Les affaires récentes permettent d’identifier les différents maillons de cette chaîne de création de valeur un peu particulière. On y croise de grandes banques d’affaires qui ont pignon sur rue, avec une prédilection particulière pour le Luxembourg. Les dirigeants de Parmalat avaient ainsi créé pas moins de six sociétés écrans au Grand-Duché, où siègent dix-sept banques italiennes dont une bonne partie remplit donc des fonctions assez classiques de receleur. Mais il ne suffit pas de blanchir l’argent détourné, il faut également maquiller les comptes. C’est la tâche impartie à des cabinets spécialisés et à des agences de notation chargées de donner une image flatteuse des entreprises. Ce sont souvent leurs fausses man¦uvres qui conduisent à faire sortir les affaires, un peu à l’instar de la simple fraude fiscale qui a permis de faire tomber Al Capone. Dans le cas d’Enron, on se souvient que le célèbre cabinet Arthur Andersen n’a pas survécu à ses tripatouillages.
Voilà donc la face cachée d’un système qui prétend imposer aux travailleurs une modération salariale inéluctable, dont la contrepartie se retrouve sous forme de stock options somptueuses, de parachutes dorés à la Messier et d’autres transvasements moins « légaux ». Ce sont les bénéficiaires de ce système qui paient des bataillons entiers d’idéologues, d’économistes ou de publicistes, afin d’ériger en normes de la modernité cette totale liberté d’action qui leur permet ensuite de mener à bien les délocalisations, les restructurations et les détournements, bref de ponctionner largement la richesse créée. Quand leur image devient trop repoussante, les grandes compagnies, comme Elf-Total-Fina, s’offrent les services d’experts aussi indépendants que Kouchner, aveugle au travail forcé organisé en Birmanie, et dont la petite entreprise (BK Conseil) devrait en toute justice connaître le même destin qu’Arthur Andersen.

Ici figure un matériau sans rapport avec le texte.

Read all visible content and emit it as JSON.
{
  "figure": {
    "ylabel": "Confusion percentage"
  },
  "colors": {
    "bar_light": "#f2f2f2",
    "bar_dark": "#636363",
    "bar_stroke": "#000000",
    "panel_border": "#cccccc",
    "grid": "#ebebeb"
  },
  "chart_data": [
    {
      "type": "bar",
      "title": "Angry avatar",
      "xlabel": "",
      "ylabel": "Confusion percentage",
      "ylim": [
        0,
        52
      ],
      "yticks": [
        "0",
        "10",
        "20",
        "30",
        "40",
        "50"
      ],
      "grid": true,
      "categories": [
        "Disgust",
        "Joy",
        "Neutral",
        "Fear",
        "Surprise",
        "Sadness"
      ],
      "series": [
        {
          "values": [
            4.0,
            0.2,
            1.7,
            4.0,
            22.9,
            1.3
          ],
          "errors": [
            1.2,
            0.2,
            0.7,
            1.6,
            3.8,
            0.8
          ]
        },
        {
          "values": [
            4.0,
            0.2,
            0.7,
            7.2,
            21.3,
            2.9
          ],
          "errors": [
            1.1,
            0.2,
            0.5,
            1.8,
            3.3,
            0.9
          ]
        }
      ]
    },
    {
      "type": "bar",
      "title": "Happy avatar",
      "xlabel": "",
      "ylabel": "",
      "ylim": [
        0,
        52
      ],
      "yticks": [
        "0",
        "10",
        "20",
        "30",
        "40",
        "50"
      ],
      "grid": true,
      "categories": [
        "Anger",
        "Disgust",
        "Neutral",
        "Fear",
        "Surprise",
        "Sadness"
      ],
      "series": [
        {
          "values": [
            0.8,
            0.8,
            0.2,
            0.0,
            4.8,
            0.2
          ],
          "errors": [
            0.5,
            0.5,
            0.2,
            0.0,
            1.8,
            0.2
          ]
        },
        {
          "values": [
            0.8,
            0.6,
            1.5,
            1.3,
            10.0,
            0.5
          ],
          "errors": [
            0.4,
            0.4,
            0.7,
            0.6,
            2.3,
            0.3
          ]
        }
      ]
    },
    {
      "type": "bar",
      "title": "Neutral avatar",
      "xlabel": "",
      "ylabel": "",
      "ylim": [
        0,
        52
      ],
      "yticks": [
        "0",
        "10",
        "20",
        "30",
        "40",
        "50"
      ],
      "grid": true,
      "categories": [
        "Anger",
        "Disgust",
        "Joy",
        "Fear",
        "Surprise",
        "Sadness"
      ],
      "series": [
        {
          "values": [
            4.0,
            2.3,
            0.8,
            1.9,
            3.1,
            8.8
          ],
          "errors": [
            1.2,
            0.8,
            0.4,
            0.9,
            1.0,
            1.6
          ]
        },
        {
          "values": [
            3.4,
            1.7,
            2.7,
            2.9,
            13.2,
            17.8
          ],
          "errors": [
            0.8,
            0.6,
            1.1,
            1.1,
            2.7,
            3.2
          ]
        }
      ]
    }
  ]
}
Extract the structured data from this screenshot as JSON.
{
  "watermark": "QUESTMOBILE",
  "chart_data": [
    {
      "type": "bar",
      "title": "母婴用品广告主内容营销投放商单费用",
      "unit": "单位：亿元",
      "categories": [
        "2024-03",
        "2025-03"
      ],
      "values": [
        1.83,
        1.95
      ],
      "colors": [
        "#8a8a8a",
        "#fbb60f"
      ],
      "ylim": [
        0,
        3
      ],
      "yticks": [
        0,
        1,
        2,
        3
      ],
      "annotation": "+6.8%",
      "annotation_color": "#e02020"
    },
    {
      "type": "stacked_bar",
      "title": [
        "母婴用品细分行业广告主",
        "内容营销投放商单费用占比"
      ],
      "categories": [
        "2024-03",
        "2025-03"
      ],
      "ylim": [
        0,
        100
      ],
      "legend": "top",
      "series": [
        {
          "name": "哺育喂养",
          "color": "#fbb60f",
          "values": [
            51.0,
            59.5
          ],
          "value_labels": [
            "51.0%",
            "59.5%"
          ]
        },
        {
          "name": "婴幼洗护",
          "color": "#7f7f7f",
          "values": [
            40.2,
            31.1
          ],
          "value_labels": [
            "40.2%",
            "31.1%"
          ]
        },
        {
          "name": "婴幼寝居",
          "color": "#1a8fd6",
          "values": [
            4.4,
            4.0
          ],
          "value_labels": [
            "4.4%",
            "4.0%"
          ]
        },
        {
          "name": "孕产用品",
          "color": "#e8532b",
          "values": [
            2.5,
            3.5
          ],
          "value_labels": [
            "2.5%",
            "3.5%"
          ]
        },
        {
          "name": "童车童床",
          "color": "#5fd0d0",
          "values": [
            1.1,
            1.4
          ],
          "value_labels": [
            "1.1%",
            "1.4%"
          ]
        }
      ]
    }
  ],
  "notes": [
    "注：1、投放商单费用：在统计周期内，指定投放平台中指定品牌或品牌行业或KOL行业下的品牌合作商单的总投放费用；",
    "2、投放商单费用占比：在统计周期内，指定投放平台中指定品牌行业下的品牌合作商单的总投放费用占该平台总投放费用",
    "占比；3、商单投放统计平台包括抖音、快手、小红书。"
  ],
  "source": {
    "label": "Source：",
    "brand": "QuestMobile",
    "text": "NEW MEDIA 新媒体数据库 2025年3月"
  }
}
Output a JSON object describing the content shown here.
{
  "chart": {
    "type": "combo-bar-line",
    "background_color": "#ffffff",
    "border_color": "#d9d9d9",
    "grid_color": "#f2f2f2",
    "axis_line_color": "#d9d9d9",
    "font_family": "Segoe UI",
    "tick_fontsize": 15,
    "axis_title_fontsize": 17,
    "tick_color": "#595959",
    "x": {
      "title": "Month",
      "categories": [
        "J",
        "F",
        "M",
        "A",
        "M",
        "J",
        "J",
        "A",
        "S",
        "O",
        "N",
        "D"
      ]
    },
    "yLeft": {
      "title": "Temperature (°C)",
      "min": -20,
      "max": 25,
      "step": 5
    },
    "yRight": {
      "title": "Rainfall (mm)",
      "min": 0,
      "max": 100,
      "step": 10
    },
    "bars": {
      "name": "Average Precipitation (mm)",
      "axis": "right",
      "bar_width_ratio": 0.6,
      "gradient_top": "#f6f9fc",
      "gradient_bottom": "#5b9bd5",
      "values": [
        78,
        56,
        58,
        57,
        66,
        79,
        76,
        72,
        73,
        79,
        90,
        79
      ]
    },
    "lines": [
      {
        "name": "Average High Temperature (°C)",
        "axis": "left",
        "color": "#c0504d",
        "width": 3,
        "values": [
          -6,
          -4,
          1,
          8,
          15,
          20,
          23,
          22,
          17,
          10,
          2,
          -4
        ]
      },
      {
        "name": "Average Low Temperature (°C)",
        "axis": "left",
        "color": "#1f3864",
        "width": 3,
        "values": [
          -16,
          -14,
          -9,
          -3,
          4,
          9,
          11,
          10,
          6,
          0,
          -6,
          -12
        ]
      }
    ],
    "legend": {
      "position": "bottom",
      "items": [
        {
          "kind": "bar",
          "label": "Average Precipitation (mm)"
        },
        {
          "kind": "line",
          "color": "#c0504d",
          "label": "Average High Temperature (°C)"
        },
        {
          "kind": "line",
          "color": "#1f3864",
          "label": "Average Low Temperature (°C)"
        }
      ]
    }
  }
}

Un tel degré de corruption est une composante intrinsèque du capitalisme contemporain, qui pose la question d’une régulation nécessaire. Il est en effet impossible de s’accommoder de ce mode de fonctionnement qui corrode l’ensemble de la société et s’alimente d’une irrépressible montée du chômage de masse et des inégalités. Ce serait donc faire ¦uvre d’utilité publique que de placer quelques grains de sable dans cette machine à broyer le social. Mais les patrons ont bien compris le danger, comme en témoigne une certaine morosité que l’on a pu observer à leur assemblée générale, organisée comme chaque année à Davos. Qu’un aussi fin connaisseur que Georges Soros ait pu affirmer qu’il ne fallait pas laisser le pouvoir aux « intégristes des marchés financiers » devrait mettre la puce à l’oreille. Le risque est grand en effet que ce soit les milieux d’affaires eux-mêmes qui prennent l’initiative d’aménagements cosmétiques permettant, à moindre frais, de dédouaner l’ensemble de la profession. La section française de l’ONG Transparency International est animée par le président de France-Télécom, Michel Bon et par l’ancien PDG de la Caisse des Dépôts. Cela devrait faire réfléchir : comment faire confiance à ces chantres de la privatisation pour revenir sur la déréglementation qu’ils ont contribué, à leur place, à promouvoir ? Seule une intervention citoyenne, rigoureusement indépendante, allant à la racine du mal, est à même de faire avancer les mesures coercitives qui permettrait de mettre un point d’arrêt à cette impressionnante dérive délictueuse.
(par Michel Husson, économiste, membre du Conseil scientifique d’Attac France)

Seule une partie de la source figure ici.